Filth es la nueva adaptación cinematográfica de una de las obras de Irvine Welsh, autor de la novela Trainspotting. En esta ocasión otro británico, Jon S. Baird, es quien lleva a la gran pantalla ese angustioso universo literario y lo hace de la mano del detective Bruce Robertson, interpretado por un magnífico James McAvoy, en un relato bizarro lleno de inmundicia y alucinógenos dispuesto a escupirnos en la cara.
Bruce Robertson avisa en los primeros minutos del metraje, “nadie juega como yo” y dicho esto arrastra al espectador hacia un tablero de juego creado por y para él mismo del que nadie puede salir vencedor.
Tras un arranque directo y ágil, en el que la presentación de unos personajes caricaturescos se lleva a cabo mediante una dirección vistosa y ágil que llega a recordar el sello de Guy Ritchie, se nos plantea la que debe ser la búsqueda del personaje para alcanzar su objetivo; un chico a aparecido muerto, si el detective Robertson encuentra a los asesinos conseguirá el ascenso que tanto ansía.
Habitualmente todo protagonista tiene dos motivaciones, la externa que se presenta al espectador sin pudor y sirve como base a la historia, y una de carácter interno, más psicológica, que subyace en todas las acciones del personaje y que sale a la luz de una forma mucho más pausada. Filth no duda en saltarse la pauta, diluyendo el objetivo externo con la misma rapidez con la que se nos ha presentado hasta dejarlo en una mera excusa para iniciar y cerrar el relato. Filth es una invitación a navegar por lo más profundo de la psique del detective Robertson, una tormentosa travesía por la bajeza humana solo apta para estómagos curtidos. Aquellos que se hayan sentado en la butaca con la intención de ver algún atisbo de trabajo policial empezarán a sentirse incómodos.
El grueso de la película es un viaje por un sinfín de escenas que nos arrastran por la moral y la locura del protagonista, y en cómo éste dedica todos sus esfuerzos en desacreditar de las formas más pueriles a todo aquel que pueda suponer un obstáculo en su camino. Una vez estudiados los puntos débiles de sus compañeros, Bruce Robertson muestra un disfrute orgásmico a la hora de humillarlos y minimizar su moral, pese a las agresivas incursiones alucinógenas que sufre de modo in crescendo y que apuntillan cierta consciencia de sus actos. La historia se gusta en estas aguas enfangadas, y es gracias a esta retahíla de secuencias llenas de despropósitos, humor negro, sexo y alucinaciones donde el film llega a su clímax, atizando al espectador con sus inputs más notables, Clint Mansell y sus notas como la cuerda a la que agarrarnos cuando todo se tambalea y un McAvoy desenfrenado que da la cara por y para todo. A partir de ésta explosión psicodélica, la película parece agotarse a si misma y paradójicamente termina por perder el control de su personalidad.

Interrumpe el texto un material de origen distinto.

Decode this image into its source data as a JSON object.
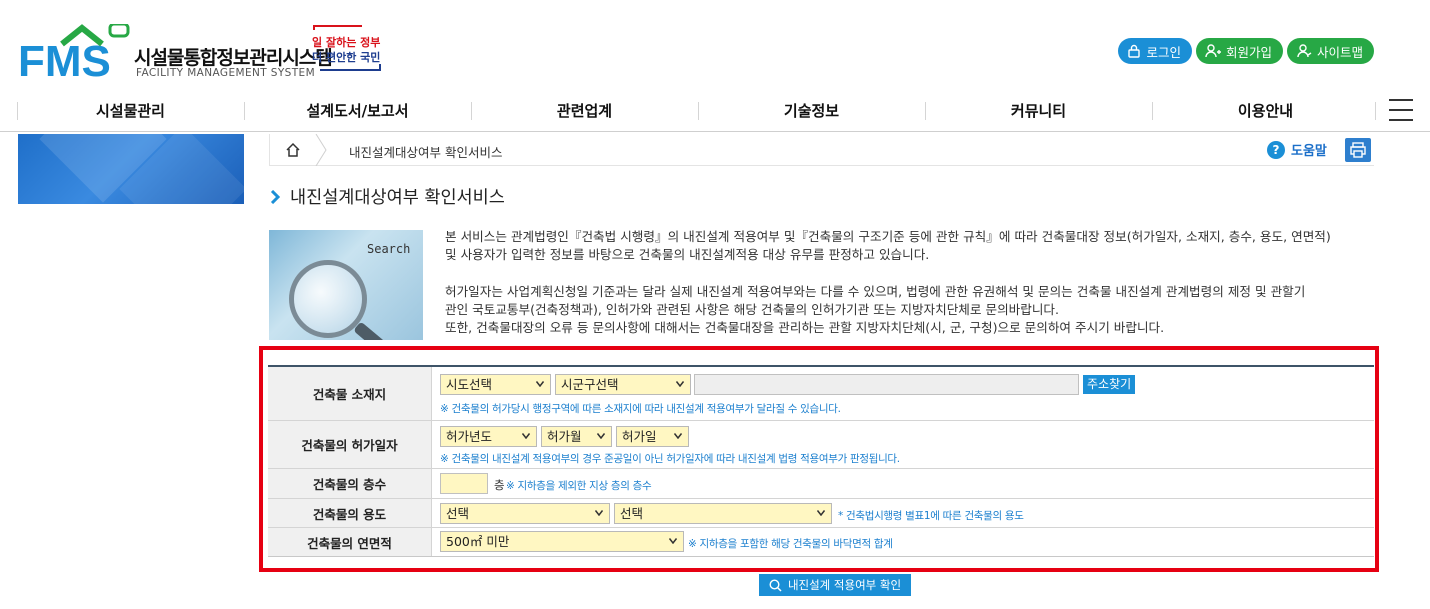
{
  "header": {
    "logo_letters": "FMS",
    "logo_title": "시설물통합정보관리시스템",
    "logo_subtitle": "FACILITY MANAGEMENT SYSTEM",
    "badge_line1": "일 잘하는 정부",
    "badge_line2": "더 편안한 국민",
    "buttons": [
      {
        "label": "로그인",
        "icon": "lock-icon"
      },
      {
        "label": "회원가입",
        "icon": "add-user-icon"
      },
      {
        "label": "사이트맵",
        "icon": "sitemap-user-icon"
      }
    ]
  },
  "nav": {
    "items": [
      "시설물관리",
      "설계도서/보고서",
      "관련업계",
      "기술정보",
      "커뮤니티",
      "이용안내"
    ]
  },
  "breadcrumb": {
    "current": "내진설계대상여부 확인서비스",
    "help_label": "도움말"
  },
  "page": {
    "title": "내진설계대상여부 확인서비스",
    "search_image_label": "Search",
    "intro": [
      "본 서비스는 관계법령인『건축법 시행령』의 내진설계 적용여부 및『건축물의 구조기준 등에 관한 규칙』에 따라 건축물대장 정보(허가일자, 소재지, 층수, 용도, 연면적)",
      "및 사용자가 입력한 정보를 바탕으로 건축물의 내진설계적용 대상 유무를 판정하고 있습니다.",
      "허가일자는 사업계획신청일 기준과는 달라 실제 내진설계 적용여부와는 다를 수 있으며, 법령에 관한 유권해석 및 문의는 건축물 내진설계 관계법령의 제정 및 관할기",
      "관인 국토교통부(건축정책과), 인허가와 관련된 사항은 해당 건축물의 인허가기관 또는 지방자치단체로 문의바랍니다.",
      "또한, 건축물대장의 오류 등 문의사항에 대해서는 건축물대장을 관리하는 관할 지방자치단체(시, 군, 구청)으로 문의하여 주시기 바랍니다."
    ]
  },
  "form": {
    "location": {
      "label": "건축물 소재지",
      "sido": "시도선택",
      "sigungu": "시군구선택",
      "address_value": "",
      "search_button": "주소찾기",
      "note": "※ 건축물의 허가당시 행정구역에 따른 소재지에 따라 내진설계 적용여부가 달라질 수 있습니다."
    },
    "permit_date": {
      "label": "건축물의 허가일자",
      "year": "허가년도",
      "month": "허가월",
      "day": "허가일",
      "note": "※ 건축물의 내진설계 적용여부의 경우 준공일이 아닌 허가일자에 따라 내진설계 법령 적용여부가 판정됩니다."
    },
    "floors": {
      "label": "건축물의 층수",
      "value": "",
      "unit": "층",
      "note": "※ 지하층을 제외한 지상 층의 층수"
    },
    "usage": {
      "label": "건축물의 용도",
      "primary": "선택",
      "secondary": "선택",
      "note": "* 건축법시행령 별표1에 따른 건축물의 용도"
    },
    "area": {
      "label": "건축물의 연면적",
      "value": "500㎡ 미만",
      "note": "※ 지하층을 포함한 해당 건축물의 바닥면적 합계"
    },
    "confirm_button": "내진설계 적용여부 확인"
  },
  "colors": {
    "accent_blue": "#1b8fd6",
    "accent_green": "#27a845",
    "highlight_red": "#e60012",
    "select_yellow": "#fff7c2"
  }
}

Da la sensación que Jon S.Baird no ha podido despegarse de ninguno de los ingredientes que confeccionan la novela, y esto juega a su favor durante muchos minutos, generando la sensación de estar frente a una especie de cuento de navidad grotesco, pero que nunca llega a definirse como tesis moral o gamberrada. Finalmente todo parece descontrolarse –quizás de forma intencionada- generando un batiburrillo cercano a la saturación.
Todo se derrumba a la hora de despedirse, cuando se pretende convertir al monstruoso detective Robertson en un mortal herido y triste mediante el uso de unas excusas de aire naif que traicionan el tono general de la cinta y que desde luego nadie ha pedido a estas alturas. Quienes hayan disfrutado del viaje por la locura y las gamberradas del personaje pueden verse traicionados por esta búsqueda de justificación cercana al melodrama. La resolución del conflicto aparece forzada, sin la fuerza que nos ha acompañado todo el camino, pero quienes disfruten de universos incómodos y esté hambrientos de carnaza se encontrarán en su salsa durante gran parte de la cinta.
Filth se convierte en una gamberrada que adquiere consciencia de si misma, sonrojándose en el peor momento.